İş hayatınızda yaşadıklarınızı kaleme alacak olsanız kitabınıza ne isim verirdiniz?
Hayatım duygusallıklarla doludur. Hiçbir zaman yaptıklarımla böbürlenmedim yaptıklarımla övünmedim. Yolda bir garip görsem boğazımdaki lokma geçmez. Onların halinden ben de geçtim. Eğitim hayatımda, çıraklık, kalfalık hayatımda çok zorluklarla karşılaştım. Bu yüzden kitabımın adı; “DUYGUSAL” olurdu.
Sizin sektörünüzde iş hayatına serbest girişimci olarak yeni atılacak bireylere nasıl bir mesaj vermek istersiniz. Tavsiyeleriniz var mı?
Öncelikle, buluşma görüşme saatlerine çok sadık olmalılar. Sonra, yaptığı işi üç kere düşünsün üç gün geç yapsın ama bir kere yapsın. Yap boz yapmasın. Sil baştan iş yapmasın. İyi usta olsunlar. “ Ustanın iyisi dükkanını dağın başına açmış yolunu da müşterisi yapmış” derler. Sermayesi ne olursa olsun bu işin ustalık kısmını çok iyi bilmek lazım.
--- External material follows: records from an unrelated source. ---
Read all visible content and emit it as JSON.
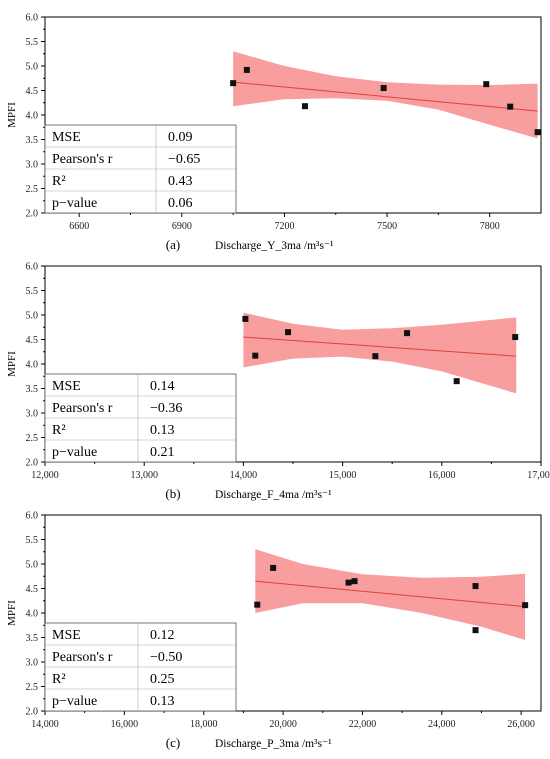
{
  "chart_data": [
    {
      "type": "scatter",
      "panel_label": "(a)",
      "xlabel": "Discharge_Y_3ma /m³s⁻¹",
      "ylabel": "MPFI",
      "xlim": [
        6500,
        7950
      ],
      "ylim": [
        2.0,
        6.0
      ],
      "xticks": [
        6600,
        6900,
        7200,
        7500,
        7800
      ],
      "xtick_labels": [
        "6600",
        "6900",
        "7200",
        "7500",
        "7800"
      ],
      "yticks": [
        2.0,
        2.5,
        3.0,
        3.5,
        4.0,
        4.5,
        5.0,
        5.5,
        6.0
      ],
      "ytick_labels": [
        "2.0",
        "2.5",
        "3.0",
        "3.5",
        "4.0",
        "4.5",
        "5.0",
        "5.5",
        "6.0"
      ],
      "points": [
        [
          7050,
          4.65
        ],
        [
          7090,
          4.92
        ],
        [
          7260,
          4.18
        ],
        [
          7490,
          4.55
        ],
        [
          7790,
          4.63
        ],
        [
          7860,
          4.17
        ],
        [
          7940,
          3.65
        ]
      ],
      "fit": {
        "x": [
          7050,
          7940
        ],
        "y": [
          4.67,
          4.08
        ]
      },
      "band_upper": [
        [
          7050,
          5.3
        ],
        [
          7200,
          5.0
        ],
        [
          7350,
          4.79
        ],
        [
          7500,
          4.67
        ],
        [
          7650,
          4.62
        ],
        [
          7800,
          4.61
        ],
        [
          7940,
          4.64
        ]
      ],
      "band_lower": [
        [
          7050,
          4.18
        ],
        [
          7200,
          4.32
        ],
        [
          7350,
          4.34
        ],
        [
          7500,
          4.29
        ],
        [
          7650,
          4.11
        ],
        [
          7800,
          3.8
        ],
        [
          7940,
          3.52
        ]
      ],
      "stats": [
        {
          "label": "MSE",
          "value": "0.09"
        },
        {
          "label": "Pearson's r",
          "value": "−0.65"
        },
        {
          "label": "R²",
          "value": "0.43"
        },
        {
          "label": "p−value",
          "value": "0.06"
        }
      ]
    },
    {
      "type": "scatter",
      "panel_label": "(b)",
      "xlabel": "Discharge_F_4ma /m³s⁻¹",
      "ylabel": "MPFI",
      "xlim": [
        12000,
        17000
      ],
      "ylim": [
        2.0,
        6.0
      ],
      "xticks": [
        12000,
        13000,
        14000,
        15000,
        16000,
        17000
      ],
      "xtick_labels": [
        "12,000",
        "13,000",
        "14,000",
        "15,000",
        "16,000",
        "17,000"
      ],
      "yticks": [
        2.0,
        2.5,
        3.0,
        3.5,
        4.0,
        4.5,
        5.0,
        5.5,
        6.0
      ],
      "ytick_labels": [
        "2.0",
        "2.5",
        "3.0",
        "3.5",
        "4.0",
        "4.5",
        "5.0",
        "5.5",
        "6.0"
      ],
      "points": [
        [
          14020,
          4.92
        ],
        [
          14120,
          4.17
        ],
        [
          14450,
          4.65
        ],
        [
          15330,
          4.16
        ],
        [
          15650,
          4.63
        ],
        [
          16150,
          3.65
        ],
        [
          16740,
          4.55
        ]
      ],
      "fit": {
        "x": [
          14000,
          16750
        ],
        "y": [
          4.55,
          4.16
        ]
      },
      "band_upper": [
        [
          14000,
          5.05
        ],
        [
          14500,
          4.82
        ],
        [
          15000,
          4.7
        ],
        [
          15500,
          4.73
        ],
        [
          16000,
          4.8
        ],
        [
          16750,
          4.95
        ]
      ],
      "band_lower": [
        [
          14000,
          3.93
        ],
        [
          14500,
          4.11
        ],
        [
          15000,
          4.15
        ],
        [
          15500,
          4.05
        ],
        [
          16000,
          3.85
        ],
        [
          16750,
          3.4
        ]
      ],
      "stats": [
        {
          "label": "MSE",
          "value": "0.14"
        },
        {
          "label": "Pearson's r",
          "value": "−0.36"
        },
        {
          "label": "R²",
          "value": "0.13"
        },
        {
          "label": "p−value",
          "value": "0.21"
        }
      ]
    },
    {
      "type": "scatter",
      "panel_label": "(c)",
      "xlabel": "Discharge_P_3ma /m³s⁻¹",
      "ylabel": "MPFI",
      "xlim": [
        14000,
        26500
      ],
      "ylim": [
        2.0,
        6.0
      ],
      "xticks": [
        14000,
        16000,
        18000,
        20000,
        22000,
        24000,
        26000
      ],
      "xtick_labels": [
        "14,000",
        "16,000",
        "18,000",
        "20,000",
        "22,000",
        "24,000",
        "26,000"
      ],
      "yticks": [
        2.0,
        2.5,
        3.0,
        3.5,
        4.0,
        4.5,
        5.0,
        5.5,
        6.0
      ],
      "ytick_labels": [
        "2.0",
        "2.5",
        "3.0",
        "3.5",
        "4.0",
        "4.5",
        "5.0",
        "5.5",
        "6.0"
      ],
      "points": [
        [
          19350,
          4.17
        ],
        [
          19750,
          4.92
        ],
        [
          21650,
          4.62
        ],
        [
          21800,
          4.65
        ],
        [
          24850,
          4.55
        ],
        [
          24850,
          3.65
        ],
        [
          26100,
          4.16
        ]
      ],
      "fit": {
        "x": [
          19300,
          26100
        ],
        "y": [
          4.65,
          4.13
        ]
      },
      "band_upper": [
        [
          19300,
          5.3
        ],
        [
          20500,
          5.0
        ],
        [
          22000,
          4.79
        ],
        [
          23500,
          4.72
        ],
        [
          25000,
          4.74
        ],
        [
          26100,
          4.8
        ]
      ],
      "band_lower": [
        [
          19300,
          4.0
        ],
        [
          20500,
          4.2
        ],
        [
          22000,
          4.2
        ],
        [
          23500,
          4.0
        ],
        [
          25000,
          3.72
        ],
        [
          26100,
          3.45
        ]
      ],
      "stats": [
        {
          "label": "MSE",
          "value": "0.12"
        },
        {
          "label": "Pearson's r",
          "value": "−0.50"
        },
        {
          "label": "R²",
          "value": "0.25"
        },
        {
          "label": "p−value",
          "value": "0.13"
        }
      ]
    }
  ],
  "style": {
    "band_color": "#f99e9e",
    "fit_color": "#e0403a",
    "point_color": "#111111"
  }
}
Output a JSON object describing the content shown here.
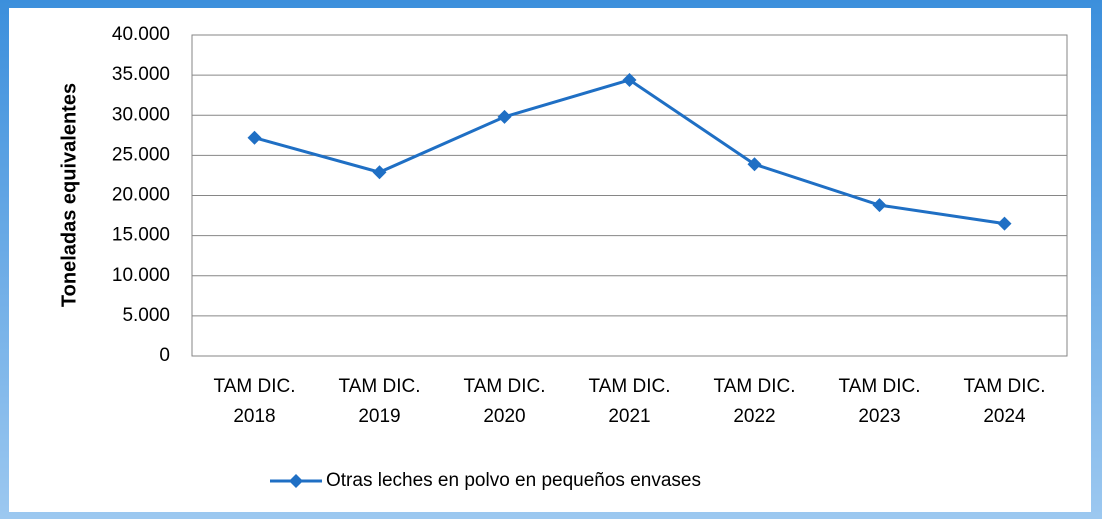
{
  "chart_data": {
    "type": "line",
    "y_axis_label": "Toneladas equivalentes",
    "categories": [
      "TAM DIC. 2018",
      "TAM DIC. 2019",
      "TAM DIC. 2020",
      "TAM DIC. 2021",
      "TAM DIC. 2022",
      "TAM DIC. 2023",
      "TAM DIC. 2024"
    ],
    "series": [
      {
        "name": "Otras leches en polvo en pequeños envases",
        "color": "#1f6fc4",
        "values": [
          27200,
          22900,
          29800,
          34400,
          23900,
          18800,
          16500
        ]
      }
    ],
    "ylim": [
      0,
      40000
    ],
    "yticks": [
      0,
      {
        "value": 5000,
        "label": "5.000"
      },
      {
        "value": 10000,
        "label": "10.000"
      },
      {
        "value": 15000,
        "label": "15.000"
      },
      {
        "value": 20000,
        "label": "20.000"
      },
      {
        "value": 25000,
        "label": "25.000"
      },
      {
        "value": 30000,
        "label": "30.000"
      },
      {
        "value": 35000,
        "label": "35.000"
      },
      {
        "value": 40000,
        "label": "40.000"
      }
    ],
    "grid": true,
    "legend": "bottom"
  }
}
Son olarak şunu sormak istiyorum ;” işim hem aşım hem aşkım” diyebiliyor musunuz?
Yapacağım tüm imalatlara aşık olmuşumdur. Mesela tornacılığı halen çok özlüyorum. Geceleri uyumadan önce tornada yapacağım şekilleri hayal ederek uyurdum..öyle ki sabah olmuş bir kalkardım kendimi torna tezgahında zannediyorum bir de bakıyorum evdeyim. O derece severim bağlanırım yaptığım imalatlara.